Diabetes mellitus type II is the consequence of insulin resistance and pancreatic beta cell failure resulting from a variety of metabolic insults, one of which is excess body adiposity/obesity. In the diabetic individual, hepatic gluconeogenesis may go uninhibited due to failure of the body's normal feedback mechanisms to appropriately incorporate glucose into cells via insulin signaling, leading to excess gluconeogenesis and hyperglycemia. The substrate for this excess glucose derives from multiple sources in the liver including dietary glycerol, adipose-derived glycerol from lipolysis, and substrates from the citric acid cycle. In the normal state, lipolysis is maintained at a steady state in equilibrium between stored dietary triglycerides and free fatty acids. However, in situations of triglyceride excess (e.g. in the obese state), lipolysis may become overactive resulting in increased free fatty acids and adipose-derived glycerol.

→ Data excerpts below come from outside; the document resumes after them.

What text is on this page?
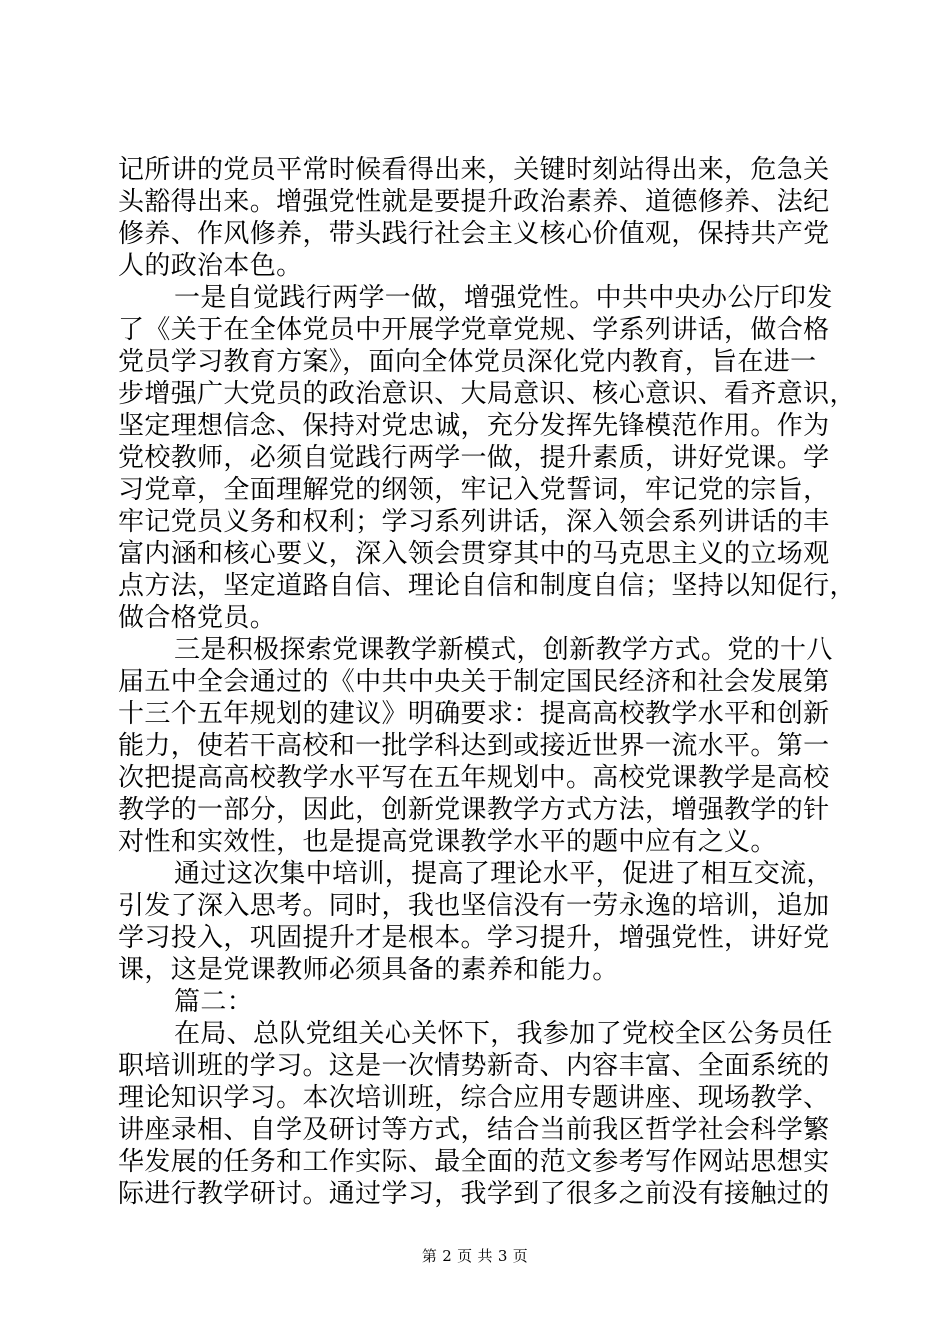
记所讲的党员平常时候看得出来，关键时刻站得出来，危急关
头豁得出来。增强党性就是要提升政治素养、道德修养、法纪
修养、作风修养，带头践行社会主义核心价值观，保持共产党
人的政治本色。
一是自觉践行两学一做，增强党性。中共中央办公厅印发
了《关于在全体党员中开展学党章党规、学系列讲话，做合格
党员学习教育方案》，面向全体党员深化党内教育，旨在进一
步增强广大党员的政治意识、大局意识、核心意识、看齐意识，
坚定理想信念、保持对党忠诚，充分发挥先锋模范作用。作为
党校教师，必须自觉践行两学一做，提升素质，讲好党课。学
习党章，全面理解党的纲领，牢记入党誓词，牢记党的宗旨，
牢记党员义务和权利；学习系列讲话，深入领会系列讲话的丰
富内涵和核心要义，深入领会贯穿其中的马克思主义的立场观
点方法，坚定道路自信、理论自信和制度自信；坚持以知促行，
做合格党员。
三是积极探索党课教学新模式，创新教学方式。党的十八
届五中全会通过的《中共中央关于制定国民经济和社会发展第
十三个五年规划的建议》明确要求：提高高校教学水平和创新
能力，使若干高校和一批学科达到或接近世界一流水平。第一
次把提高高校教学水平写在五年规划中。高校党课教学是高校
教学的一部分，因此，创新党课教学方式方法，增强教学的针
对性和实效性，也是提高党课教学水平的题中应有之义。
通过这次集中培训，提高了理论水平，促进了相互交流，
引发了深入思考。同时，我也坚信没有一劳永逸的培训，追加
学习投入，巩固提升才是根本。学习提升，增强党性，讲好党
课，这是党课教师必须具备的素养和能力。
篇二：
在局、总队党组关心关怀下，我参加了党校全区公务员任
职培训班的学习。这是一次情势新奇、内容丰富、全面系统的
理论知识学习。本次培训班，综合应用专题讲座、现场教学、
讲座录相、自学及研讨等方式，结合当前我区哲学社会科学繁
华发展的任务和工作实际、最全面的范文参考写作网站思想实
际进行教学研讨。通过学习，我学到了很多之前没有接触过的
第 2 页 共 3 页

This excess glycerol drives hepatic gluconeogenesis and is incorporated into glucose and released into the blood, leading to hyperglycemia, and ultimately diabetes and its clinical sequelae.
A popular hypothesis linking visceral fat with excess gluconeogenesis is delivery of glycerol arising from mesenteric triglyceride turnover directly into the portal circulation and to the liver. Glycerol is a primary substrate for gluconeogenesis in the liver. Under normal conditions, hepatic gluconeogenesis begins from glycerol ingested in the diet which is converted to glycerol-3-phosphate and subsequently dihydroxyacetone phosphate (DHAP) in the liver. DHAP is converted to fructose-1,6-bisphosphate which undergoes a series of reactions to become a single 6-carbon glucose molecule. Adipocytes contribute glycerol to hepatic gluconeogenesis through lipolysis of triglyceride stores. Although glycerol-gluconeogenesis has been extensively studied in animals, the traditional reliance on radioactive tracers makes translation to humans difficult for many reasons. We aim to use new techniques to explore the mechanisms behind altered glucose metabolism related to excess visceral adiposity in obese adults by quantifying the relative contributions of varying substrates to liver-derived glucose. One such method uses 13C3 labeled glycerol to trace the incorporation of glycerol from dietary sources to hepatic gluconeogenesis. This technology utilizes nuclear magnetic resonance (NMR) spectroscopy, a technique that does not require ionizing radiation and has been extensively validated, to analyze the NMR spectra of plasma glucose and quantify the "percent enrichment" of the circulating glucose molecules with labeled glycerol. In turn, differences in enrichment reflect variability in hepatic glucose metabolism as it relates to the contribution of glycerol from visceral adipose tissue to gluconeogenesis.
The rationale of this project is to utilize existing technology to investigate the impact of excess visceral adiposity on glycerol metabolism in hepatic gluconeogenesis in obese adults without diabetes and to explore the effects of treatment with EMPA on visceral adiposity related glucose homeostasis.